The government usually issue bonds at the primary market to raise domestic funds to meet its fiscal responsibilities. This can be done from time to time as the need arises. Nigerian FGN bond instruments are named by their maturity, coupon, tenor etc. such as 13.05% FGN AUG 2016 instrument.
How is Return Determined?
Bonds are mostly issued with a coupon otherwise known as the periodic interest payable. Bond instruments are usually issued at par; that is, N100 or N1,000 as is the case with Nigerian bonds. A 2-year bond issued at 12% annual coupon with a par value of N1000 implies that the issuer will make 3 semi-annual payments of N60, and a final N1060 on the maturity date.

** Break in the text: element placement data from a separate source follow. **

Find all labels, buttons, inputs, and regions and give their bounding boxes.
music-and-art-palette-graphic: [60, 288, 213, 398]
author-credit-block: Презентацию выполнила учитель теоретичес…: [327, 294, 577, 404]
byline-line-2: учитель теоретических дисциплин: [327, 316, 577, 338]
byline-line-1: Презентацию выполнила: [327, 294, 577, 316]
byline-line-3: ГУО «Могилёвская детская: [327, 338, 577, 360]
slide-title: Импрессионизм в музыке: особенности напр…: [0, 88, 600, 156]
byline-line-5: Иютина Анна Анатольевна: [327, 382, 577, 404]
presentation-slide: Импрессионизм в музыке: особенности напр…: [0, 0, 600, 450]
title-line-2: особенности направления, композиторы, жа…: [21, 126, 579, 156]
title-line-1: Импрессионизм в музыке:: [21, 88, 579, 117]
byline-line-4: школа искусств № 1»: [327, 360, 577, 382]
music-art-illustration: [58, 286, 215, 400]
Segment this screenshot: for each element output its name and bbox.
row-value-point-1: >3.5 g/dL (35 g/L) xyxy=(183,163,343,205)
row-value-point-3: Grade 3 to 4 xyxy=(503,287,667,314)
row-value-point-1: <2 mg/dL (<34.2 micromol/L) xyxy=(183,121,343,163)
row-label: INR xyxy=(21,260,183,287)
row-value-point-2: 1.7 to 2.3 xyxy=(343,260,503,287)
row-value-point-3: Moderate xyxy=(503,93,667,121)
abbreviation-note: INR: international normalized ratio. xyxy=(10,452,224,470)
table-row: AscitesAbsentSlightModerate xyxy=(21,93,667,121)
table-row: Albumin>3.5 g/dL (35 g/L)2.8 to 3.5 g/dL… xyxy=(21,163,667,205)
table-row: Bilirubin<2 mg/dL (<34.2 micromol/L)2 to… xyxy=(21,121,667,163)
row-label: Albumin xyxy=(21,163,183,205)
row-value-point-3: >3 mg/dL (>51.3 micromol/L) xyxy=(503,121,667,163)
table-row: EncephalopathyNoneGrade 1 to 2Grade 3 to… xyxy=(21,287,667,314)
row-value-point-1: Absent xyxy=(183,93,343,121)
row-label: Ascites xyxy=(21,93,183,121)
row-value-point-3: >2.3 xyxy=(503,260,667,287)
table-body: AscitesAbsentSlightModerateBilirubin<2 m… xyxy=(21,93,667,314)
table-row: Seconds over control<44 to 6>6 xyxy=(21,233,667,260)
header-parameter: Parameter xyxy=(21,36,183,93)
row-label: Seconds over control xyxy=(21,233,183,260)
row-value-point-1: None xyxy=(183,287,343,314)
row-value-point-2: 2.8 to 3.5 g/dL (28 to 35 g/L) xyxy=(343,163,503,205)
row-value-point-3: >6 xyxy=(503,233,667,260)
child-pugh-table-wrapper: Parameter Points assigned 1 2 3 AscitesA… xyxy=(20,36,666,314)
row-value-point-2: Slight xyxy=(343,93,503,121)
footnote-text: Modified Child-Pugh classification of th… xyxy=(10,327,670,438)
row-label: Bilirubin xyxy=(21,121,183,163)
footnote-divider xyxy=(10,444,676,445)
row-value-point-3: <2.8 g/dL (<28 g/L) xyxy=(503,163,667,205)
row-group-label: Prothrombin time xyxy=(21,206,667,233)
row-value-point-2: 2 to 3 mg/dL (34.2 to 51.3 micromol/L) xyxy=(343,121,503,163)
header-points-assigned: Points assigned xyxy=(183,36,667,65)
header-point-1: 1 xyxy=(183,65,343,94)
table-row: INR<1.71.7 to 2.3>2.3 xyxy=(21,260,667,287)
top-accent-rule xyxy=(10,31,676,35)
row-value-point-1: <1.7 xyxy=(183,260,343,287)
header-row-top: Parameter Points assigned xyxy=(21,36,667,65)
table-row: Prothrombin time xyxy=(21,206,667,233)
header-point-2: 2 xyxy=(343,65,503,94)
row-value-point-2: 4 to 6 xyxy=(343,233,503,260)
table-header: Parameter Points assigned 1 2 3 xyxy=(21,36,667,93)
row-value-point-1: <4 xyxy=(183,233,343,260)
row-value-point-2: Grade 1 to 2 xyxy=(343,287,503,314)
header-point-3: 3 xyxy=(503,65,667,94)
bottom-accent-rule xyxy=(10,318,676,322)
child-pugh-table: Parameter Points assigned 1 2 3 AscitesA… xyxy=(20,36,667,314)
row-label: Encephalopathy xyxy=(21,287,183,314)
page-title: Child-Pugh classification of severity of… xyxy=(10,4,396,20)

Bonds can be purchased at both the primary and secondary markets, they are either quoted in price or yields. There is an inverse relationship between the price of a bond and its yield to maturity (YTM). At issuance, the yield on a bond instrument is most likely the coupon on that instrument. At the secondary market therefore, an investor can trade bonds by quoting a yield that reflects the variance between the par value and the current price based on the current market dynamics.
How does the Auction Process work?
Bond instruments are issued through a competitive bidding process at auctions as conducted by the Debt Management Office which serves as the representative of the government. An existing government instrument can be re-issued also at the primary market in which case the DMO re-issues based on the current market yield to maturity.
Bonds are auctioned at established rates which determine the return to investors.
Purchasing these instruments in the primary market and holding it till maturity would mean that the investor gets a fixed interest payment, however, there is a secondary market in which investors can trade these bonds to meet their immediate liquidity needs.